E’ possibile dunque coniugare istanze di autonomia per adulti consenzienti e barriere protettive per la loro salvaguardia?

Utilizzando una griglia concettuale messa a punto da Peter De Marneffe, è possibile distinguere quattro diversi tipi di legislazione per governare la prostituzione: (1) proibire e criminalizzare sia chi vende, sia chi compra servizi sessuali; (2) abolire e quindi criminalizzare solo chi compra servizi sessuali; (3) legalizzare e regolarizzare imponendo delle restrizioni circa la compravendita di servizi sessuali, considerata come differente da altre attività commerciali; (4) depenalizzare il reato applicando al mercato della prostituzione le stesse leggi in vigore per la compravendita di altri beni e servizi. Il principio che il liberale può far valere nella scelta tra queste quattro opzioni è quello del danno di Mill. Il punto è che sebbene sia vero che la dottrina liberale è necessariamente imperniata sul principio di libertà, questo non significa che assicurare la maggiore libertà possibile ai cittadini sia il solo e unico obiettivo da raggiungere. Il liberalismo non è solo basato sul principio di libertà, ma anche su altri principi necessari come quelli dell’uguaglianza delle opportunità, della sicurezza personale, dell’eguaglianza di tutti davanti alla legge.

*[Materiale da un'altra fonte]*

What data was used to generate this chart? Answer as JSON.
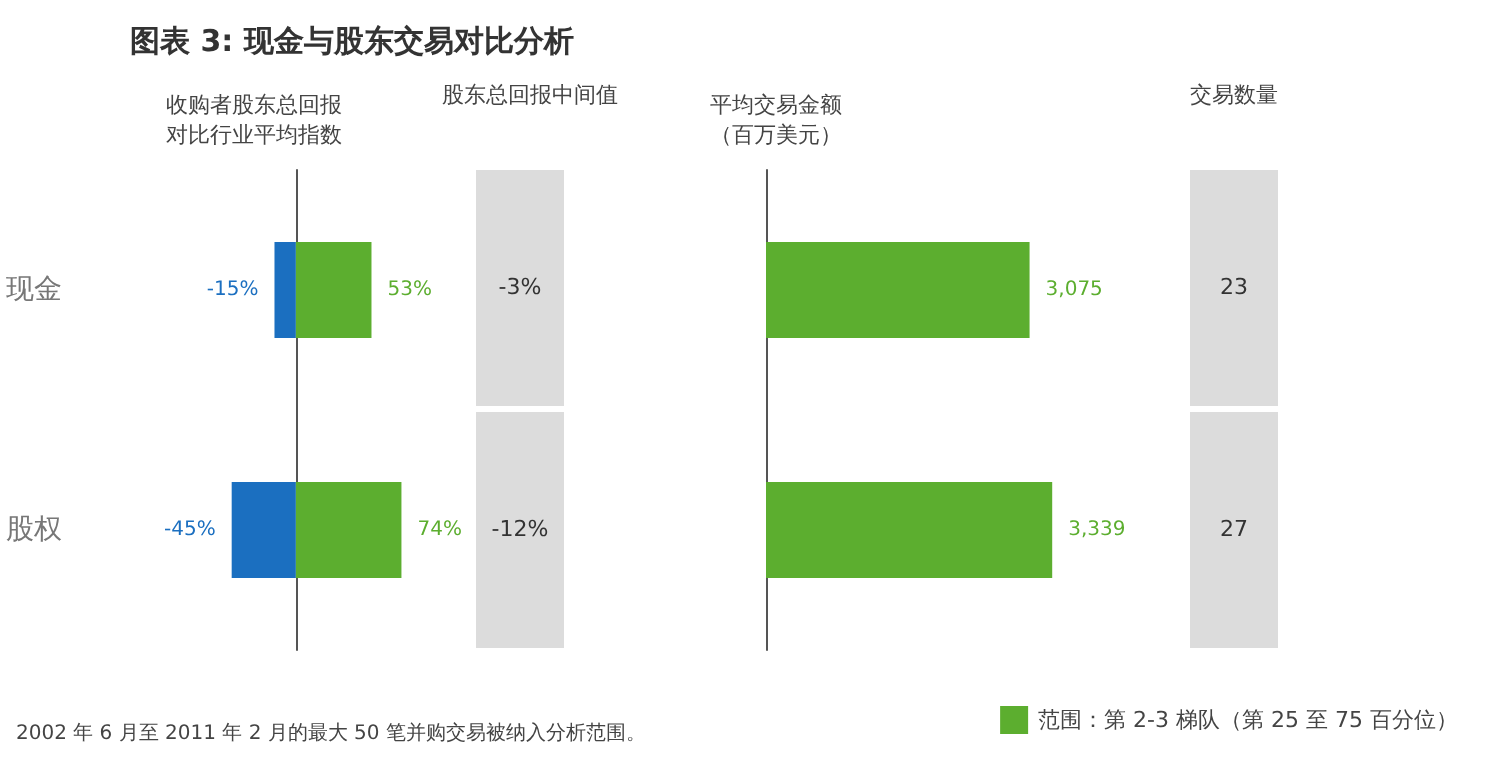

Il liberalismo dunque non è incompatibile con l’idea che i governi possano adottare delle politiche atte a proteggere i cittadini dal subire danni, anche quelli auto-inflitti a partire da scelte personali. In questo senso, essere liberali non è incompatibile con il sostenere leggi che mirano a considerare la prostituzione un danno per le donne. Il punto è riuscire a trovare un difficile equilibrio tra la protezione delle prostitute e la libertà sessuale di ciascuno, cercando una soluzione che stia a metà tra (2) e (3).

3. Da tutta questa discussione si evince che la legge tedesca e quella svedese possono essere posizionate ai due estremi della griglia concettuale: in Germania infatti il tentativo è stato quello di depenalizzare il reato (basti pensare alla questione dei protettori) perseguendo una politica liberista; in Svezia, al contrario si è deciso per un approccio fortemente femminista, potremmo dire. Sicuramente le conseguenze che queste due opposte strategie legislative hanno prodotto sono estremamente rilevanti nell’affrontare la spinosa questione della prostituzione. Da questo punto di vista, una legge sulla prostituzione, anche a livello comunale nel veronese, non può ignorare i dati empirici che ne raccontano il fenomeno. Allo stesso tempo, però, una buona legge deve necessariamente poggiare su un solido fondamento normativo al fine di riuscire a salvaguardare veramente i diversi valori in gioco.